We had hardly got indoors before the tempest broke in its full fury, a blackness as of night, a blended uproar of thunder and wind, blinding flashes of lightning, and torrents of rain.

Then as the first thick darkness began to pass away, we saw that the air was white with falling hailstones of an extraordinary size and appearance. They were big as fowls' eggs, but not egg-shaped: they were flat, and about half-an-inch thick, and being white, looked like little blocks or bricklets made of compressed snow. The hail continued falling until the earth was white with them, and in spite of their great size they were driven by the furious wind into drifts two or three feet deep against the walls of the buildings.

It was evening and growing dark when the storm ended, but the light next morning revealed the damage we had suffered. Pumpkins, gourds, and water-melons were cut to pieces, and most of the vegetables, including the Indian corn, were destroyed.
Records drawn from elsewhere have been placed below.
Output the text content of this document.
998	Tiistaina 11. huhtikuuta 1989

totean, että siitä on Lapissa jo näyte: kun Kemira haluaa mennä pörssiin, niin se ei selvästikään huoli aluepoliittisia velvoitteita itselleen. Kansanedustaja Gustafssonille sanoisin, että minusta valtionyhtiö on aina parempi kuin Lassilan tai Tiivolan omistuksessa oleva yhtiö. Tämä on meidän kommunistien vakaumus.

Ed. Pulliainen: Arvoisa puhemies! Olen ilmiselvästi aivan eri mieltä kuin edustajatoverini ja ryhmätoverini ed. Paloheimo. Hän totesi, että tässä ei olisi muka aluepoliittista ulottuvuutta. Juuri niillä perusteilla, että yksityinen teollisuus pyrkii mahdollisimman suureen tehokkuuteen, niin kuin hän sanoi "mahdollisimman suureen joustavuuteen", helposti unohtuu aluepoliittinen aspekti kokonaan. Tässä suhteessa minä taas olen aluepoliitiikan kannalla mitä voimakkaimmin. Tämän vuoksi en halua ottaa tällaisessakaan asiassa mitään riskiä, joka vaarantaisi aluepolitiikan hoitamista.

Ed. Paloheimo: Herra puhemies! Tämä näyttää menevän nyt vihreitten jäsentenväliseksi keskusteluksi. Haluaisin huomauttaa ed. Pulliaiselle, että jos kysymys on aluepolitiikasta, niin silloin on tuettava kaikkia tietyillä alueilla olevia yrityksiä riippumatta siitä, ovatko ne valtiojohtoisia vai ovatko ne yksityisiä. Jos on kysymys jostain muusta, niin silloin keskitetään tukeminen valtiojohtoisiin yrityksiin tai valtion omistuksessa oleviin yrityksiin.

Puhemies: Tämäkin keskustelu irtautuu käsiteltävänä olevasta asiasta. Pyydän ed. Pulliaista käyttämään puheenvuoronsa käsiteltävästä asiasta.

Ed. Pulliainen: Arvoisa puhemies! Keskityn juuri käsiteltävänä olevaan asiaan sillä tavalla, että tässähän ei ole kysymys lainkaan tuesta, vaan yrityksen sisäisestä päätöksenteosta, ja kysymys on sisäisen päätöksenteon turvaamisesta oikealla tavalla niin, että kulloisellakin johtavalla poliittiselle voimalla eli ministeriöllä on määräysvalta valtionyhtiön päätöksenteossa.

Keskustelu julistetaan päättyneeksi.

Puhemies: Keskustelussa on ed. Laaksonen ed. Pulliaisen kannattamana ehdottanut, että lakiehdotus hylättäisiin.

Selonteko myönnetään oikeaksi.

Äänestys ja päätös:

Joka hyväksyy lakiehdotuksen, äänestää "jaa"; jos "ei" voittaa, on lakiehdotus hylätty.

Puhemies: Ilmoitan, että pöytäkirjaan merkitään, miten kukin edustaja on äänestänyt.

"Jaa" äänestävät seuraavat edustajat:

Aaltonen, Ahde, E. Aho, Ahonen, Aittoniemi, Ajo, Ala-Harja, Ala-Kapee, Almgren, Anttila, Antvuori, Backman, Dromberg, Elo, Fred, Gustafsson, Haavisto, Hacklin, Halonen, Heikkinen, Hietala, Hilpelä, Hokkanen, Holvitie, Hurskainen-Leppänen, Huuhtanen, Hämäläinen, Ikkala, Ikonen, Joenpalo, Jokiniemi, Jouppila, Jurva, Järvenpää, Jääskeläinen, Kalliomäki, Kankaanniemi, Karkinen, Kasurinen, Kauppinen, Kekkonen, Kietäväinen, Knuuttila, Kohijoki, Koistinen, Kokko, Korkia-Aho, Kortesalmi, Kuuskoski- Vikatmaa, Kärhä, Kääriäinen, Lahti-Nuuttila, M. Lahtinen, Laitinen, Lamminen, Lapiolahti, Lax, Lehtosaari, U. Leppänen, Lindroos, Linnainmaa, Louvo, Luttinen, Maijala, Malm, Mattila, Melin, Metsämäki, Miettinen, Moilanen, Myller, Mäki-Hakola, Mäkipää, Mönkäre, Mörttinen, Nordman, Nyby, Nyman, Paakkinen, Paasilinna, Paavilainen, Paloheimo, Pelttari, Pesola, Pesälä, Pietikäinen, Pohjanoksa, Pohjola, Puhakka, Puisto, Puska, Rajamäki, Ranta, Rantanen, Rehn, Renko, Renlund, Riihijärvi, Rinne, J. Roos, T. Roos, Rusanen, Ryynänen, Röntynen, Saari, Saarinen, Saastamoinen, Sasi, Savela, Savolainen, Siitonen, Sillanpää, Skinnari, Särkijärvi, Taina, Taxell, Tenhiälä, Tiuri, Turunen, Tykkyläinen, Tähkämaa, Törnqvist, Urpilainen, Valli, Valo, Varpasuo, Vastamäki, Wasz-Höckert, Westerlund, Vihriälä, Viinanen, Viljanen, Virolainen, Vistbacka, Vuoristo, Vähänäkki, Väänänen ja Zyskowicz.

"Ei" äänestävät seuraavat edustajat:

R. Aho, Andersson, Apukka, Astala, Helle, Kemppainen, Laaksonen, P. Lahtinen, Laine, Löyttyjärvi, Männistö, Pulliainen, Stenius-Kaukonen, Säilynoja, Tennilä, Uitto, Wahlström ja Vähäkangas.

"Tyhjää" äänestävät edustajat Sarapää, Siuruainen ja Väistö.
The fruit trees, too, had suffered greatly. Forty or fifty sheep had been killed outright, and hundreds more were so much hurt that for days they went limping about or appeared stupefied from blows on the head. Three of our heifers were dead, and one horse - an old loved riding-horse with a history, old Zango - the whole house was in grief at his death! He belonged originally to a cavalry officer who had an extraordinary affection for him - a rare thing in a land where horseflesh was too cheap, and men as a rule careless of their animals and even cruel. The officer had spent years in the Banda Oriental, in guerilla warfare, and had ridden Zango in every fight in which he had been engaged. Coming back to Buenos Ayres he brought the old horse home with him. Two or three years later he came to my father, whom he had come to know very well, and said he had been ordered to the upper provinces and was in great trouble about his horse. He was twenty years old, he said, and no longer fit to be ridden in a fight; and of all the people he knew there was but one man in whose care he wished to leave his horse. I know, he said, that if you will take him and promise to care for him until his old life ends, he will be safe; and I should be happy about him - as happy as I can be without the horse I have loved more than any other being on earth. My father consented, and had kept the old horse for over nine years when he was killed by the hail. He was a well-shaped dark brown animal, with long mane and tail, but, as I knew him, always lean and old- looking, and the chief use he was put to was for the children to take their first riding-lessons on his back.